A Mausoleum and Many Monuments
Yesterday we returned to Castle Howard parkrun for the second time. This is one of the toughest courses I know, with the last kilometre or so uphill. Yesterday it was also into a biting wind. The course designers have done a really good job in showing off all that Castle Howard has to show, with a route round the house and gardens, down to the lake and through Hagg Wood. Despite the wind and rain that has been continuous this February, the daffodills were braving it and their smiles certainly gives us hope for better weather.
On the tourist route
To Brits of a certain age Castle Howard is best known as the setting for Brideshead Revisited back in the 1980s. For the Chinese it was where Jay Chou, Asia's King of Pop, got married in 2015. Either way it has become a magnet for visitors across the globe - and rightly so. It is stunning both inside and out and well worth a visit at any time of the year.

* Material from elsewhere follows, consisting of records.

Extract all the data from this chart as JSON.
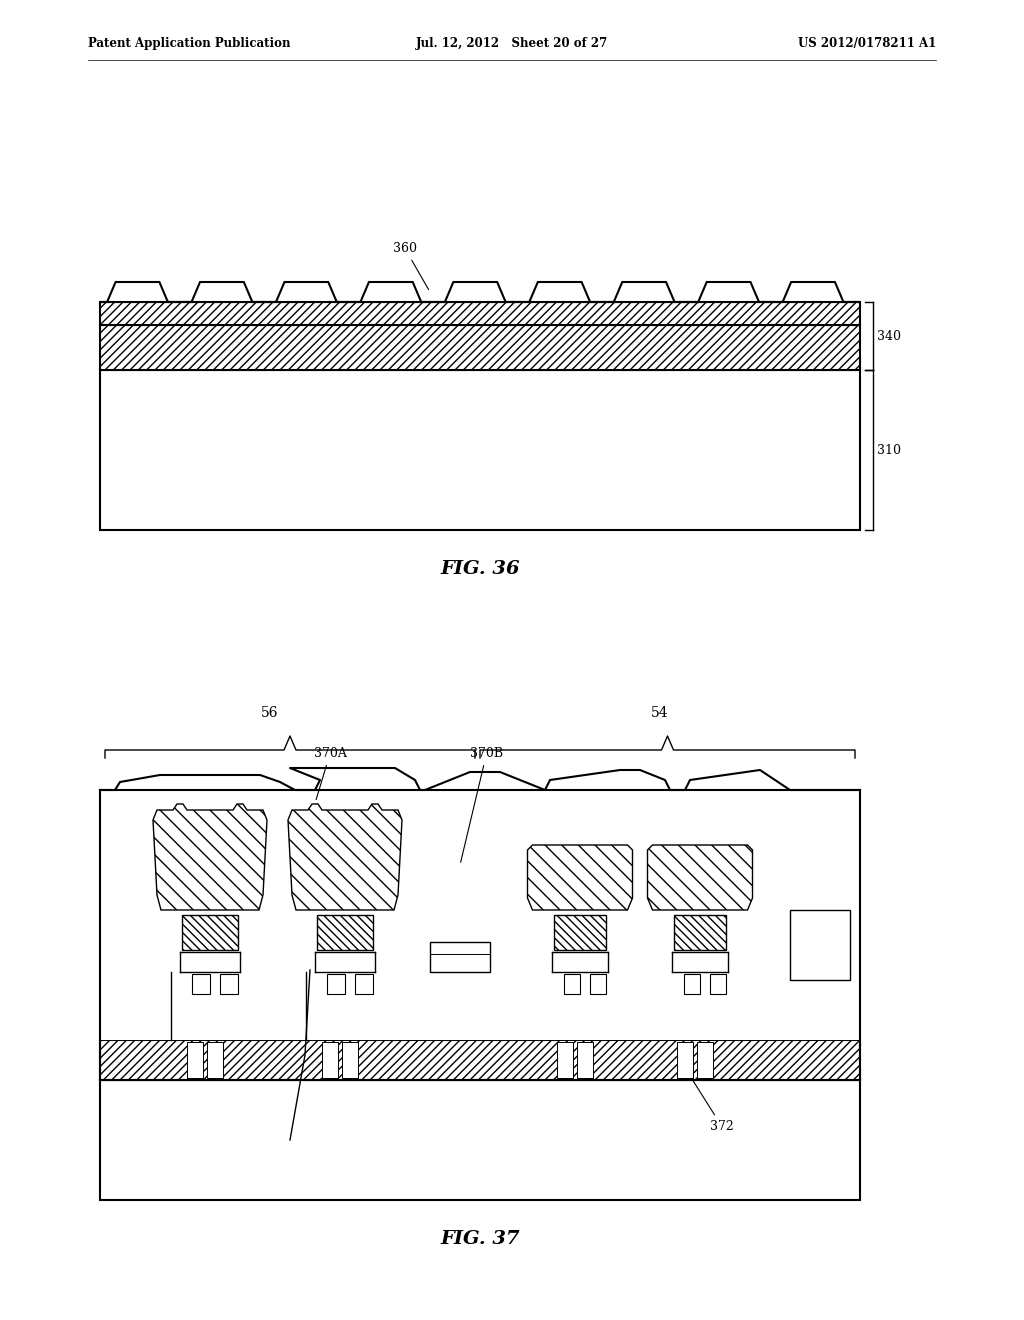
{
  "header_left": "Patent Application Publication",
  "header_center": "Jul. 12, 2012   Sheet 20 of 27",
  "header_right": "US 2012/0178211 A1",
  "fig36_label": "FIG. 36",
  "fig37_label": "FIG. 37",
  "bg_color": "#ffffff",
  "line_color": "#000000"
}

But if you live more locally or only have a short amount of time you can get a feel for this beautiful estate by either doing the parkrun or taking in one of the many walking routes in the area.
Walking Routes at Castle Howard
As a child a regular summer evening trip was to walk around part of the Lake, I honed some of my birdwatching skills there. A look at the OS map shows a plethora of walking routes at Castle Howard Estate, some of which are better than others.
One of our go-to walks is from Welburn, taking in a lovely route through the woods and stunning views of Castle Howard. Park in Welburn main street and turn down Water Lane, a side road just north of the Crown and Cushion Pub. Follow this path straight on as it becomes a farm track. When you get to a crossroads of footpaths keep straight on across a field, go through the gate and drop down into the wood, over a bridge and then up a steep hill at the other side.
At the top of the hill there is another crossroads of footpaths. For a short evening or winter walk you can turn right here. To take in the views across Castle Howard, however, you need to continue straight on - look out for hares in the fields. You will meet a single track road, where you need to turn left and then right over the ornamental New River Bridge. Stop at the bridge and look to your left to see a stunning view of Castle Howard house and look out for mallards, coots, moorhens and swans on the south lake and cascades in front of you.
Temple of the Four Winds
Go through the gate at the end of the bridge and bear left up the grassy hill towards the estate wall and theTemple of Four Winds. You will need to keep your dog on a lead in this field as there is often livestock in this field. At the top of the hill take a deserved breather and look back towards the mausoleum.
Follow the estate wall downhill and to a gate at the bottom of the field. Leave the field and join the farm track keeping round to your right. Remain on this track through some ruined farmbuildings at Bog Hall, look out for nesting swallows in summer. Ignore the turn off towards Easthorpe and keep on the obvious farm track to the right. This is a edged by a lovely hedge that is full of fruits in the autumn.
This track gives you some more excellent views of the mausoleum before you get to the farm Low Gaterley, where you may see some of the free-range pigs out foraging. Go up through the woods and keep right at the top of the hill. This will bring you back to point the crossroads to the woods where you should turn left and retrace the route back to the well named Pretty Woods. Rather than returning straight back to Welburn, turn left at the top of the bank to take in this lovely wood: it has bluebells in spring and we have seen a large variety of wildlife over the years, including buzzards, tawny owl, wren, long-tailed tits and shrews.
Keep along this path at the top of the bank until just before the monument. This is pleasant place to stop for a drink and snack. Drop down the bank and look out for woodland flowers like primroses, violets, celandines, wood anemones and wild strawberries in spring. Keep straight on at the bottom of the dip, ignoring the bridleway to your right and go back up the hill along the edge of a field. At the top of the hill there is a sign to Welburn diagonally down a grassy area. You need to follow this down and along the hedgeside until you take a path diagonally across a field. Leave the field at a small gate in the hedge which takes you onto the Welburn Road. Turn right and follow the road back to the village.
Welburn has a very good pub, the Crown and Cushion, which welcomes walkers and dogs in the back.